The orders are strict: no one is to quit his post. There are men, however, who have been standing there, without sleep, for twenty-four hours. No one must leave the camp of the Friends of Order even to go and dine. Those who have no money either have rations given them or are provided at the expense of the mairie, from a restaurant of the Rue des Filles Saint-Thomas, with a dinner consisting of soup and bouilli, a plate of meat, vegetables, and a bottle of wine. I hear one of them exclaim,
“If the Federals knew that we not only get our pay, but are also fed like princes, they would come over to us, every man of them. As for us, we are determined to obey the maires and deputies of Paris.” Much astonishment is manifested at the absence of Vice-Admiral Saisset; as he has accepted the command he ought to show himself. Certain croakers even insinuate that the vice-admiral hesitates to organise the resistance, but we will not listen to them, and are on the whole full of confidence and resolution. “We are numerous, determined; we have right on our side, and will triumph.”
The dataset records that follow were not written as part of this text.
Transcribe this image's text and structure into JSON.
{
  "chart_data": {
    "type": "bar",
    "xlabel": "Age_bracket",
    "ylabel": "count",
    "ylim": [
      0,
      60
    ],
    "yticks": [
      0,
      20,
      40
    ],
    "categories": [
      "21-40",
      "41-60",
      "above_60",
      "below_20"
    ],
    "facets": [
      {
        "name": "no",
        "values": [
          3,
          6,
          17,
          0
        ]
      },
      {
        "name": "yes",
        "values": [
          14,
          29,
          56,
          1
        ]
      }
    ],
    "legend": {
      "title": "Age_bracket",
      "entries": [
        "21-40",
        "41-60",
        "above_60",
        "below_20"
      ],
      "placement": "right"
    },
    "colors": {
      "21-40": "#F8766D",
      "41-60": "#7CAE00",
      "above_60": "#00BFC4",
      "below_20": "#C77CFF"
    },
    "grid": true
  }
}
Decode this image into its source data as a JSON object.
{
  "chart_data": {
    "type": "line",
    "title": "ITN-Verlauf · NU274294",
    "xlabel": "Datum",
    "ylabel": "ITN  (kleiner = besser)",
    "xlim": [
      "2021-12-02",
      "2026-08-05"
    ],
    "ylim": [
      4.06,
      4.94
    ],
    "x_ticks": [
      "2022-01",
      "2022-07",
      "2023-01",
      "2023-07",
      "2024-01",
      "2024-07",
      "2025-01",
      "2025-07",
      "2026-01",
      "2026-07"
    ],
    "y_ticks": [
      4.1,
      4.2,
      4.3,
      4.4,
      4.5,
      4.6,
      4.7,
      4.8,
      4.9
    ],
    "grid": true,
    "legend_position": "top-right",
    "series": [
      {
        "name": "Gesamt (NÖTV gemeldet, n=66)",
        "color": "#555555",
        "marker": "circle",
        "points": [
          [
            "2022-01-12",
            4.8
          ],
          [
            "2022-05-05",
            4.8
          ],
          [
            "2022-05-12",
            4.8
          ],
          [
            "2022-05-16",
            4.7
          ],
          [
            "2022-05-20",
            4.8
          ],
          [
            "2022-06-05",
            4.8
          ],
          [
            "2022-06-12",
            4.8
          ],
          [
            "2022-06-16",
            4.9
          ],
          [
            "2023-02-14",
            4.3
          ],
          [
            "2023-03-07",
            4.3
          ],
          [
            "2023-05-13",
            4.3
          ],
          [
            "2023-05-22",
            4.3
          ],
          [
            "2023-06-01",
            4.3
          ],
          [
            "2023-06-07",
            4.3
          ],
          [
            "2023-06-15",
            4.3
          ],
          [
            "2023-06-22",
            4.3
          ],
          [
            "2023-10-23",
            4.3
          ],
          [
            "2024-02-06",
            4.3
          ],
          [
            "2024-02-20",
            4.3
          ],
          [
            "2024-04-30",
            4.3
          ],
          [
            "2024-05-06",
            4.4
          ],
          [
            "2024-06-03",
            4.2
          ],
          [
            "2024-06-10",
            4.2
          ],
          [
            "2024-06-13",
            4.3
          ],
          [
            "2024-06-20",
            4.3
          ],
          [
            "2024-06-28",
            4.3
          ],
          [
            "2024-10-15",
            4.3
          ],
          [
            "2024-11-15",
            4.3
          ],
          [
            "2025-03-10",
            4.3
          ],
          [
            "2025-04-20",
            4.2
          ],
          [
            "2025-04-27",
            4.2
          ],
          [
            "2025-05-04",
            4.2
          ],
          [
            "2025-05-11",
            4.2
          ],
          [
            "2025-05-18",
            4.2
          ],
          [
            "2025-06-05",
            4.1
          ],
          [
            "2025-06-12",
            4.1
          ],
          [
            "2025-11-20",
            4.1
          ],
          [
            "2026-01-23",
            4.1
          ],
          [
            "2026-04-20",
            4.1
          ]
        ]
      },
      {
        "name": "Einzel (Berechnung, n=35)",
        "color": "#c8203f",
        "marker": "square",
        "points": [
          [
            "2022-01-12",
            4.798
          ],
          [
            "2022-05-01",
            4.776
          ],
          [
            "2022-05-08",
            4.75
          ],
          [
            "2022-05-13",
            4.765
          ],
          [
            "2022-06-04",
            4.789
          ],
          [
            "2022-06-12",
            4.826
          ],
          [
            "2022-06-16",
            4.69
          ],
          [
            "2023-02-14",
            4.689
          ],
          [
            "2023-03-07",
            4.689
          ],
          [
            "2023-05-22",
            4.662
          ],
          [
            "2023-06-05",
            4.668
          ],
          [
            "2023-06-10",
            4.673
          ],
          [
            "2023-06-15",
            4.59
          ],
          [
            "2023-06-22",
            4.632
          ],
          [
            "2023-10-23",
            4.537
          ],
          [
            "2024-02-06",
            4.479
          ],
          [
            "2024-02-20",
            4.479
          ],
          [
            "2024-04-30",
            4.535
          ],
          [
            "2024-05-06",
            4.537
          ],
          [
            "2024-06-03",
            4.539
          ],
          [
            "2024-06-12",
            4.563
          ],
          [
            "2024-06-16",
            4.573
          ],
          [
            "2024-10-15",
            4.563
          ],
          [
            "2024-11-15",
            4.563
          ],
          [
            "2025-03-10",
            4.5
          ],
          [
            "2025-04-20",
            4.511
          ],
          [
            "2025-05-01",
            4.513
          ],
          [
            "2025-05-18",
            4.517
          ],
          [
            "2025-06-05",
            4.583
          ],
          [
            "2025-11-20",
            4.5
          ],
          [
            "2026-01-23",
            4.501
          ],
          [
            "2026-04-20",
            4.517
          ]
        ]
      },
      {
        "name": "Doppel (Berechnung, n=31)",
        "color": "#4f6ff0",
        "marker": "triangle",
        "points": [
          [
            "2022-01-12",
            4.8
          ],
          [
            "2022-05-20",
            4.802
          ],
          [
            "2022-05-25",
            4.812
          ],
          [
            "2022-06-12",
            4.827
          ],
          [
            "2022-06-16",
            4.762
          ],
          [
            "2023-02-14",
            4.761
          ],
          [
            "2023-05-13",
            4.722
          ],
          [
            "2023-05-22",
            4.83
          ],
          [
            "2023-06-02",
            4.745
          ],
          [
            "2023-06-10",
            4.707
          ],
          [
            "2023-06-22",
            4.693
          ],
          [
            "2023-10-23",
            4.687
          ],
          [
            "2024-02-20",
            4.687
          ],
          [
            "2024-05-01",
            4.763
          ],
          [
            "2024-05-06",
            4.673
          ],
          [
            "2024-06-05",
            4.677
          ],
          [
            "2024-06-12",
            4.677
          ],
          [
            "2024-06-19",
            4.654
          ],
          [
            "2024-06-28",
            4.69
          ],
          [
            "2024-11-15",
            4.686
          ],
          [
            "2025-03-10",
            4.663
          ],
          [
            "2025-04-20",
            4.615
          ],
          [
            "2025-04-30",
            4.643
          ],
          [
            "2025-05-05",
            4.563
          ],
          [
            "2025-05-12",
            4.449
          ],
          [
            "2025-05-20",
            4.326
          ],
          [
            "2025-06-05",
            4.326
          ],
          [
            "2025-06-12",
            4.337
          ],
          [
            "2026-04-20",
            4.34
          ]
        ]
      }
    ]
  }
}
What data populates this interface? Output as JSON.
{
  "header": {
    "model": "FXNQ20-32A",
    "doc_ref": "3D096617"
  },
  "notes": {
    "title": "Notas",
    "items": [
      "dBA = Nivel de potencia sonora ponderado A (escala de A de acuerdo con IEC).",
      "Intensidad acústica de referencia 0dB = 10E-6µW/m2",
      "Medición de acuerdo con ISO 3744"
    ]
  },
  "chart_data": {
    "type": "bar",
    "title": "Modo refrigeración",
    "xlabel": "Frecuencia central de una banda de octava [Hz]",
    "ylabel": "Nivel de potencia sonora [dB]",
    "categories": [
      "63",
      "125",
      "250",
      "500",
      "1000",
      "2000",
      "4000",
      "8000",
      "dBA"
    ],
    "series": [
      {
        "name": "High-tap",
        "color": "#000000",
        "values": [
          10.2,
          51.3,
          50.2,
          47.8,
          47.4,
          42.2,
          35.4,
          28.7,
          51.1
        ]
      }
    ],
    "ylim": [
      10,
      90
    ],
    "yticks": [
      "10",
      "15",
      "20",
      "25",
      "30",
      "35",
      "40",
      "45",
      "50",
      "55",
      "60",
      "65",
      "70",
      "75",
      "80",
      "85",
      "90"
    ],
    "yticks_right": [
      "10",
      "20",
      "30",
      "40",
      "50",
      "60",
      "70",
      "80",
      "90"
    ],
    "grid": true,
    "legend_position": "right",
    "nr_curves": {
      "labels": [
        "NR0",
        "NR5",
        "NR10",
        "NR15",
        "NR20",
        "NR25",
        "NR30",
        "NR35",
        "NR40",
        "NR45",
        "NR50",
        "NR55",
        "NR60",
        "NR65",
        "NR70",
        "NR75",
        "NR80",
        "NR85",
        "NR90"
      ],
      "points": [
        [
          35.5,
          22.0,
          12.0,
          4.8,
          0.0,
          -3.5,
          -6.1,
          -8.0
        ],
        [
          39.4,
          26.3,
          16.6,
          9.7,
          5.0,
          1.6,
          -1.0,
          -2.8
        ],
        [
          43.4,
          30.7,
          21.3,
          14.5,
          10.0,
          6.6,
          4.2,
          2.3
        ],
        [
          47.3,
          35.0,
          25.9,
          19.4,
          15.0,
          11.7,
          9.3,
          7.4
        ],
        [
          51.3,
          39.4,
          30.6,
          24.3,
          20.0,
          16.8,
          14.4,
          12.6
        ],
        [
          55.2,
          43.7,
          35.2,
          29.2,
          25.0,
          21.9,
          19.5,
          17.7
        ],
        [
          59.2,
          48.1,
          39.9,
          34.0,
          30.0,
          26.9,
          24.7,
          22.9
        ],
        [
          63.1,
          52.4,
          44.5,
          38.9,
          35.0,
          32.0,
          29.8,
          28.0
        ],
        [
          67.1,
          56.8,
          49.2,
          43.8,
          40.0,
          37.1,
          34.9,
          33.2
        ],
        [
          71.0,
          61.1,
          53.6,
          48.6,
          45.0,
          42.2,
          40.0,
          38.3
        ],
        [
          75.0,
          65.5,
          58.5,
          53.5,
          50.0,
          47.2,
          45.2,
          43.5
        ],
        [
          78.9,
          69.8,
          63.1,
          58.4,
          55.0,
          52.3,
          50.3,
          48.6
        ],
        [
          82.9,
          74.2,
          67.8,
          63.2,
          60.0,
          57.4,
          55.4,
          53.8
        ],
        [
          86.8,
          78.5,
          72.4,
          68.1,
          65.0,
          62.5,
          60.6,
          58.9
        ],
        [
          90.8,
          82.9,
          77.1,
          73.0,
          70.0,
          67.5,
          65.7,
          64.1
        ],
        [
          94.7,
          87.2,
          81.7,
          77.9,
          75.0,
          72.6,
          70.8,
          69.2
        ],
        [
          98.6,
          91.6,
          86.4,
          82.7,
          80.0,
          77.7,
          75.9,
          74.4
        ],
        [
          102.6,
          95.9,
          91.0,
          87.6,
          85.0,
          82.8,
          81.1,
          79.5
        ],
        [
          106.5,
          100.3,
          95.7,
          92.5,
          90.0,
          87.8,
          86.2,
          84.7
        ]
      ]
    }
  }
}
At about four o’clock an alarm is sounded. We hear cries of “To arms! To arms!” The drums beat, the trumpets sound, the ranks are formed. The ominous click, click, as the men cock their rifles, is heard on all sides. The moment of action has arrived. There are more than ten thousand men, well armed and determined. A company of Mobiles and the National Guards defend the entrance of the Rue Vivienne. All this tumult is caused by one of the battalions from Belleville, passing along the boulevards with three pieces of cannon.
What is about to happen? When the insurgents reach the top of the Rue Vivienne they seem to hesitate. In a few seconds the boulevards, which were just now crowded, are suddenly deserted; and even the cafes are closed.
At such a moment as this, a single accidental shot (several such have happened this morning; a woman standing at a window at the corner of the Rue Saint Marc was nearly killed by the carelessness, of one of the Guards),—a single shot, a cry even, or a menacing gesture would suffice to kindle the blaze. Nobody. moves or speaks. I feel myself tremble before the possibility of an irreparable disaster; it is a solemn and terrible moment.
The battalion from Belleville presents arms; we reply, and they pass on. The danger is over; we breathe again. In a few seconds the crowd has returned to the boulevards.